Christians should aspire to distinctively faithful sex lives. One look at the magazine rack confirms that we live in a dehumanizing, exploitative sexual culture, and the Gospel has much to say about that. Unfortunately, fundamentalist sexual teaching suffers under the enormous burden of trying to prove its own superiority. As a result, we get the kinds of bizarre sexual behavior documented by Schearing and Ziegler, complete with married pastors publicly bragging about -- and sometimes marketing -- their sex lives. "Save it till marriage," they tell kids, "but when you finally get to it, you should be superior lovers."

I suspect we're asking too much of Adam and Eve -- and too much of the Bible. If we had a time machine, I can promise you one outcome: Modern visitors to the sexual world of biblical cultures would return quickly, expressing both shock and dismay. People in the biblical world didn't "fall in love" and then marry. They bartered for wives, impregnated their slaves and abused their captives. Women's bodies figured into calculations concerning inheritance and male honor, and their sexuality was controlled for that reason. This is why the Bible defines adultery in terms of a women's sexual status and not a man's.

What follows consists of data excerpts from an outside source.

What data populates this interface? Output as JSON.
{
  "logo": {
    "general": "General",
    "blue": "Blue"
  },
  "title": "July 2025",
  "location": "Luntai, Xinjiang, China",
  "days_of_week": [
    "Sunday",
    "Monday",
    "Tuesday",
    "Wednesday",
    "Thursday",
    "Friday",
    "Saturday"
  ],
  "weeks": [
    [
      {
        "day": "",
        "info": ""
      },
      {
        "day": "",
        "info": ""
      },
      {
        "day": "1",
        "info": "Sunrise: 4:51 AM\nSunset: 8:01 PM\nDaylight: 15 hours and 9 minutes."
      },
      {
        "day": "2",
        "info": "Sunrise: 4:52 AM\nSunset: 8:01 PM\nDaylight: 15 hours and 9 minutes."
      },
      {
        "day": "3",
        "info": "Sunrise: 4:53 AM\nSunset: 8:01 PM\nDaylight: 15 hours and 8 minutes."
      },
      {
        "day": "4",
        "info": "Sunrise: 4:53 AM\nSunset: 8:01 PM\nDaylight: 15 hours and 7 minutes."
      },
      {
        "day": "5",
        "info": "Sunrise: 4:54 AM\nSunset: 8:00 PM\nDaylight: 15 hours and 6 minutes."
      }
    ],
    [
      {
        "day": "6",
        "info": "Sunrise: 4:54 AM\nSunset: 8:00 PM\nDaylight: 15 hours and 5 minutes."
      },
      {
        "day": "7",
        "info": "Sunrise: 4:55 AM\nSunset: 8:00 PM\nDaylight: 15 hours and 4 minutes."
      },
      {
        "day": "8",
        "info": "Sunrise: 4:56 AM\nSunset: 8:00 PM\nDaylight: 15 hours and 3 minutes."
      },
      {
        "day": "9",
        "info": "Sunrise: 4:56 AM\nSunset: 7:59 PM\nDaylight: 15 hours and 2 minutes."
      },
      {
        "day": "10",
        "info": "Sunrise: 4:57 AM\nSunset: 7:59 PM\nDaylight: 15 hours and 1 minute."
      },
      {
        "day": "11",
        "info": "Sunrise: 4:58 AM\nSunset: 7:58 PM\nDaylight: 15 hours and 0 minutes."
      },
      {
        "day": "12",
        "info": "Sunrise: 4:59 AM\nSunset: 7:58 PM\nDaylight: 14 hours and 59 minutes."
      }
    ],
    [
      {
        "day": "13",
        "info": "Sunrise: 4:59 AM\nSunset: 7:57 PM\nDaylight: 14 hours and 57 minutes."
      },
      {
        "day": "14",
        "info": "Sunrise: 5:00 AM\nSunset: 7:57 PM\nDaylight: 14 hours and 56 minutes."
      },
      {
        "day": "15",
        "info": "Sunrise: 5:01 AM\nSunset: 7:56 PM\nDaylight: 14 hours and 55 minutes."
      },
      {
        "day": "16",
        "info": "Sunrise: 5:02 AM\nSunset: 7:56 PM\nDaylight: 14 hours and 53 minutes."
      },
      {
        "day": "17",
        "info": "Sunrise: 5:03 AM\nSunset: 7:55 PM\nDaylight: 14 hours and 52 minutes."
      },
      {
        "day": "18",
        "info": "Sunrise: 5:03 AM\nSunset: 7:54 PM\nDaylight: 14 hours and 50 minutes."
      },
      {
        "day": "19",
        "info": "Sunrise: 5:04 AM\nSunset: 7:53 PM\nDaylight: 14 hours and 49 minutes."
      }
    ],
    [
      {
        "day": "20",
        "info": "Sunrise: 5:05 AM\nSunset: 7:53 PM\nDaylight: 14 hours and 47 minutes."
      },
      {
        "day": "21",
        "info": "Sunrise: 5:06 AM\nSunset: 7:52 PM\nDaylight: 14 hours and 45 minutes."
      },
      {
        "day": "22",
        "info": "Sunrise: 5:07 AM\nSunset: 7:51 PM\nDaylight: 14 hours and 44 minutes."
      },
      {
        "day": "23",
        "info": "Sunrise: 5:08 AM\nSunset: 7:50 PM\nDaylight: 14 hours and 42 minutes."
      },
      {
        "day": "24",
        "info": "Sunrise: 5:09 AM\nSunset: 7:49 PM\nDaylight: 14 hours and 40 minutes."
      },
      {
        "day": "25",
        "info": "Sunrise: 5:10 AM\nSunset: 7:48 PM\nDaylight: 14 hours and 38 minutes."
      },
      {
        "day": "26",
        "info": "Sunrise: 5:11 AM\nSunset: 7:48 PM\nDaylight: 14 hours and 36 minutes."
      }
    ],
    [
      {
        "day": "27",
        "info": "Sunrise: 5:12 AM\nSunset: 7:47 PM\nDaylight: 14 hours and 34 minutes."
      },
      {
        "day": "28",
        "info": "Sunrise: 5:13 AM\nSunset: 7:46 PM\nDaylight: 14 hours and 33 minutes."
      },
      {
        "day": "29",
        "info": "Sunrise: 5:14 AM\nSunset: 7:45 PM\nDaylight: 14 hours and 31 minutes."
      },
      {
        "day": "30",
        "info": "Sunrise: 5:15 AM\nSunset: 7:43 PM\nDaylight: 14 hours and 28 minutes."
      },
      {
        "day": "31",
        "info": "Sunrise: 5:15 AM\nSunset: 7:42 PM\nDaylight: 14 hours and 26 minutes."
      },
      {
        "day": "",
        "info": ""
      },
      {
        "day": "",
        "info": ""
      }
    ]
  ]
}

We don't ask the Bible to set up our system of finance or government. We rightly make fun of quacks who market "biblical" diets -- archaeological evidence reveals just how malnourished ancient people were. Why should we turn to Adam and Eve for sex counseling? Instead, the Bible has lots to say about being faithful in all spheres of life, about protecting one another, about mutuality, integrity, service and honesty. Those values endure. We don't need to turn Genesis into a how-to manual.